Statistics Data Science Curriculum
This focused MS track is developed within the structure of the current MS in Statistics and new trends in data science and analytics. Upon the successful completion of the Data Science MS degree students will be prepared to continue on to related doctoral program or as a data science professional in industry. Completing the MS degree is not a direct path for admission to the PhD program in Statistics.
This program is not an online degree program.
Coursework
The Data Science track develops strong mathematical, statistical, computational and programming skills, in addition to providing fundamental data science education through general and focused electives requirement from courses in data sciences and other areas of interest.

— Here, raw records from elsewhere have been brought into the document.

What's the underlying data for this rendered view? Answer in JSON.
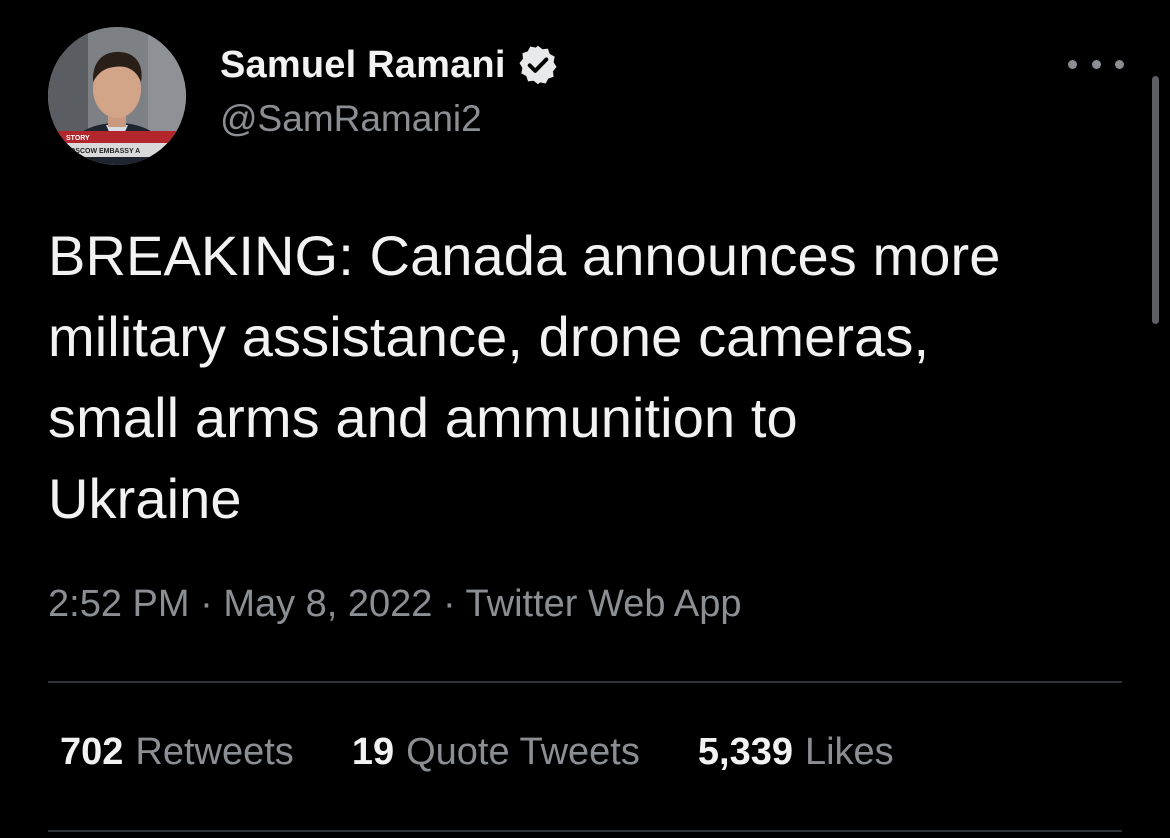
{
  "author": {
    "display_name": "Samuel Ramani",
    "handle": "@SamRamani2",
    "verified": true,
    "avatar_caption_top": "STORY",
    "avatar_caption_bottom": "MOSCOW EMBASSY A"
  },
  "tweet": {
    "text": "BREAKING: Canada announces more\nmilitary assistance, drone cameras,\nsmall arms and ammunition to\nUkraine",
    "time": "2:52 PM",
    "date": "May 8, 2022",
    "source": "Twitter Web App",
    "separator": "·"
  },
  "stats": {
    "retweets_count": "702",
    "retweets_label": "Retweets",
    "quotes_count": "19",
    "quotes_label": "Quote Tweets",
    "likes_count": "5,339",
    "likes_label": "Likes"
  },
  "icons": {
    "verified": "verified-badge-icon",
    "more": "more-options-icon"
  },
  "colors": {
    "background": "#000000",
    "primary_text": "#f2f2f2",
    "secondary_text": "#8b8f94",
    "divider": "#2f3336"
  }
}
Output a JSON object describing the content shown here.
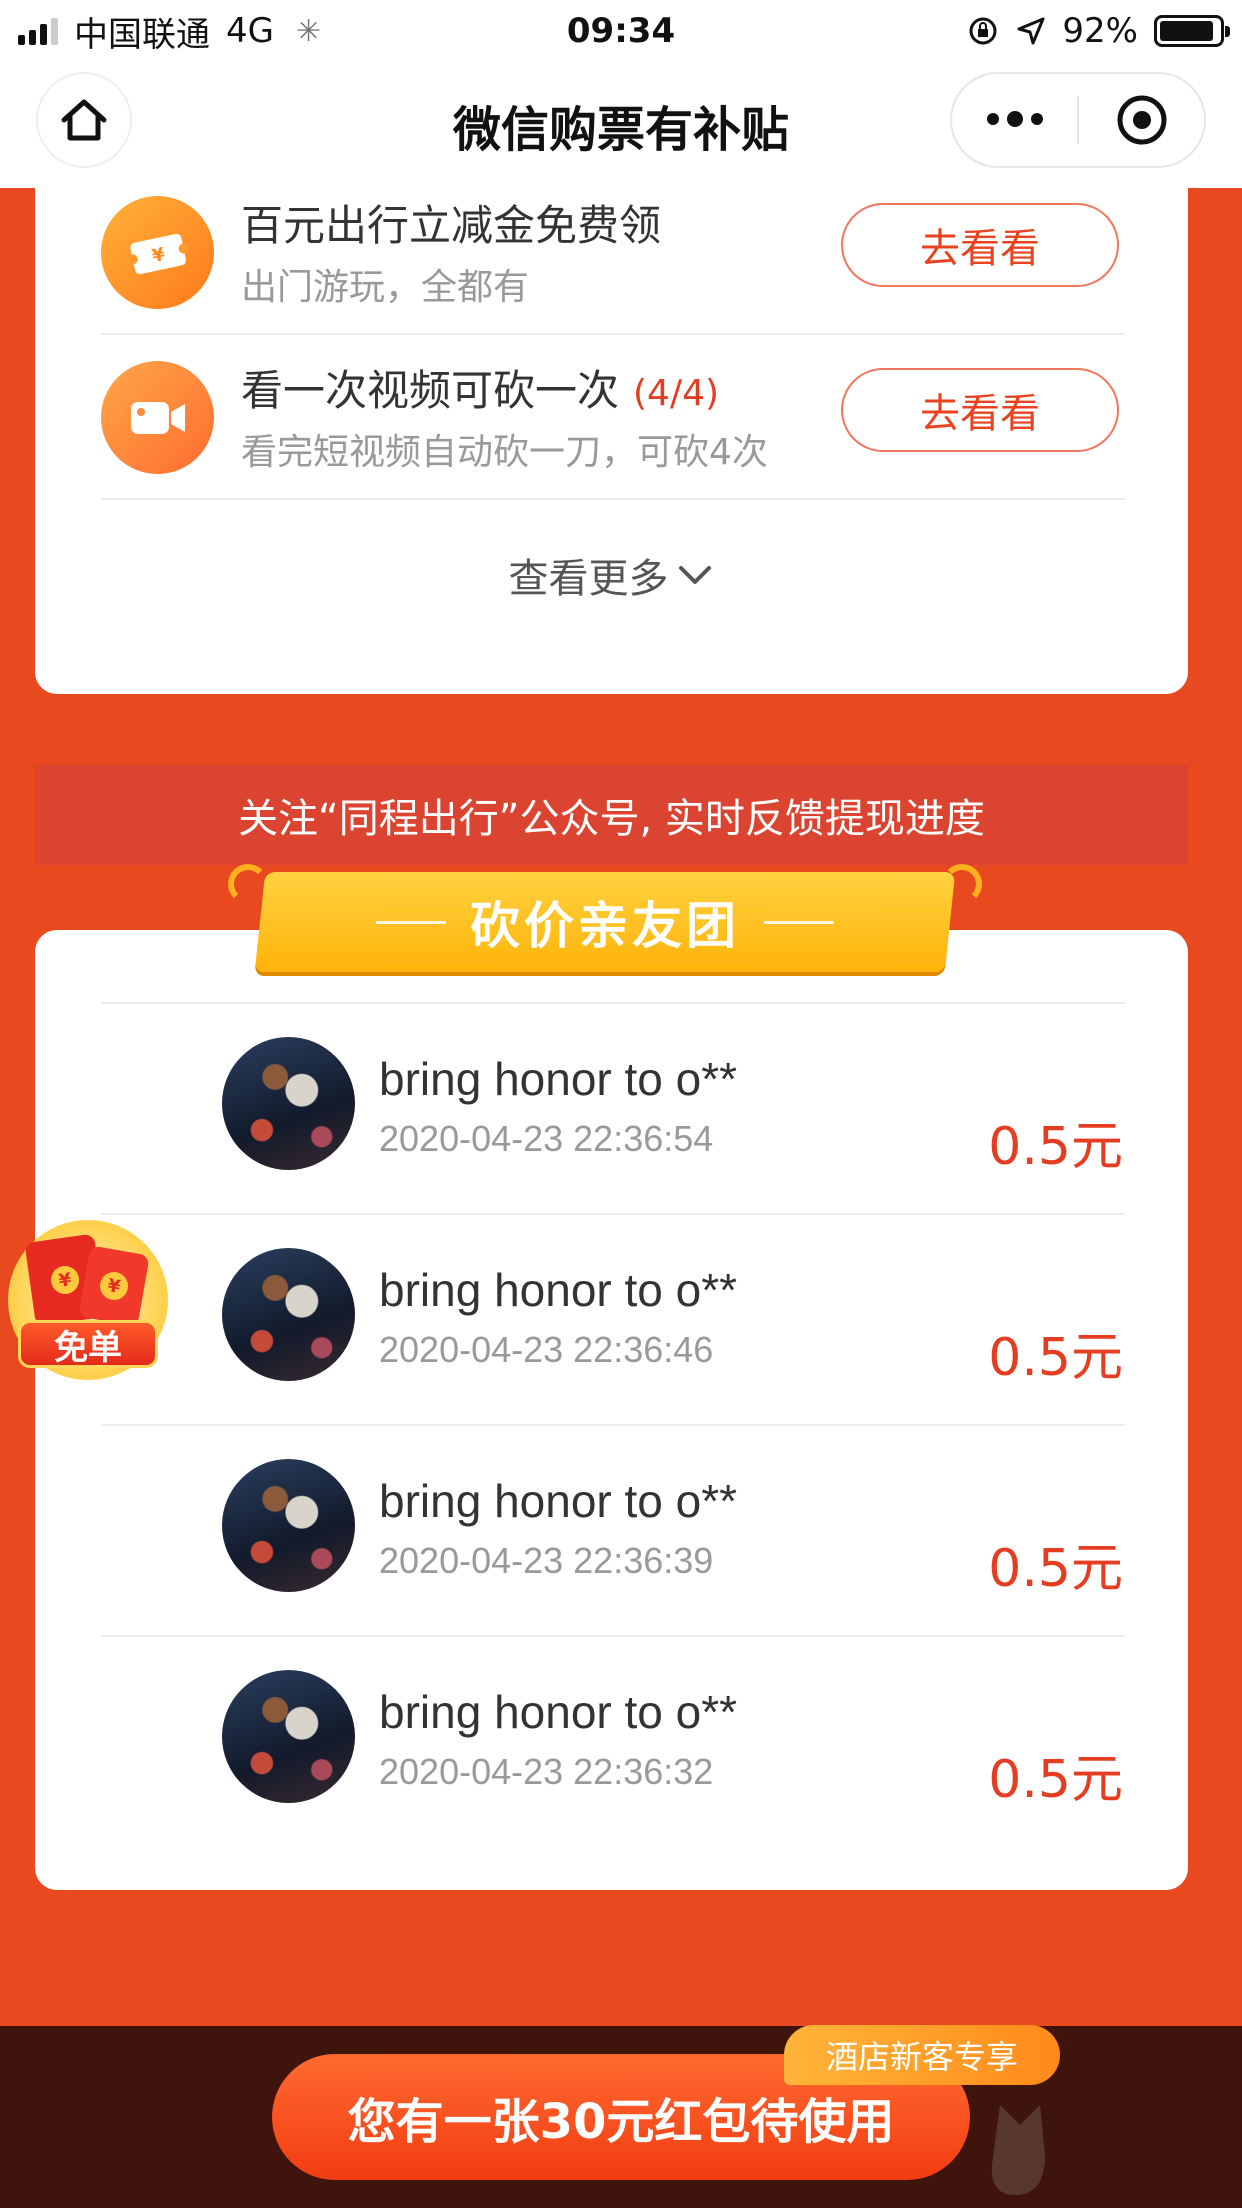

As defined in the general Graduate Student Requirements, students have to maintain a grade point average (GPA) of 3.0 or better and classes must be taken at the 200 level or higher. Students satisfying the course requirements of the Data Science track do not satisfy the other course requirements for the M.S. in Statistics
The total number of units in the degree is 45, 36 of which must be taken for a letter grade.
Submission of approved Master's Program Proposal, signed by the master's advisor, to the student services officer by the end of the first quarter of the master's degree program. A revised program proposal is required to be filed whenever there are changes to a student's previously approved program proposal.
There is no thesis requirement.
Data Science Proposal Forms
Students must demonstrate breadth of knowledge in the field by completing courses in these core areas.
- Mathematical & Statistical Foundations (15 units)
- Experimentation (3 units)
- Scientific Computing (includes software development & large-scale computing) (6 units minimum)
- Machine Learning Methods & Applications (6 units minimum)
- Practical Component (3 units)
- Elective course in the data sciences (remainder of 45 units)
Mathematical and Statistical Foundations (15 units)
Students must demonstrate foundational knowledge in the field by completing the following courses. Courses in this area must be taken for letter grades.
Introduction to Statistical Inference (STATS 200)
OR
Theory of Statistics I (STATS 300A)
Finite sample optimality of statistical procedures; Decision theory: loss, risk, admissibility; Principles of data reduction: sufficiency, ancillarity, completeness; Statistical models: exponential families, group families, nonparametric families; Point estimation: optimal unbiased and equivariant estimation, Bayes estimation, minimax estimation; Hypothesis testing and confidence intervals: uniformly most powerful tests, uniformly most accurate confidence intervals, optimal unbiased and invariant tests.
Prerequisites: Real analysis, introductory probability (at the level of STATS 116), and introductory statistics.
Introduction to Regression Models and Analysis of Variance (STATS 203)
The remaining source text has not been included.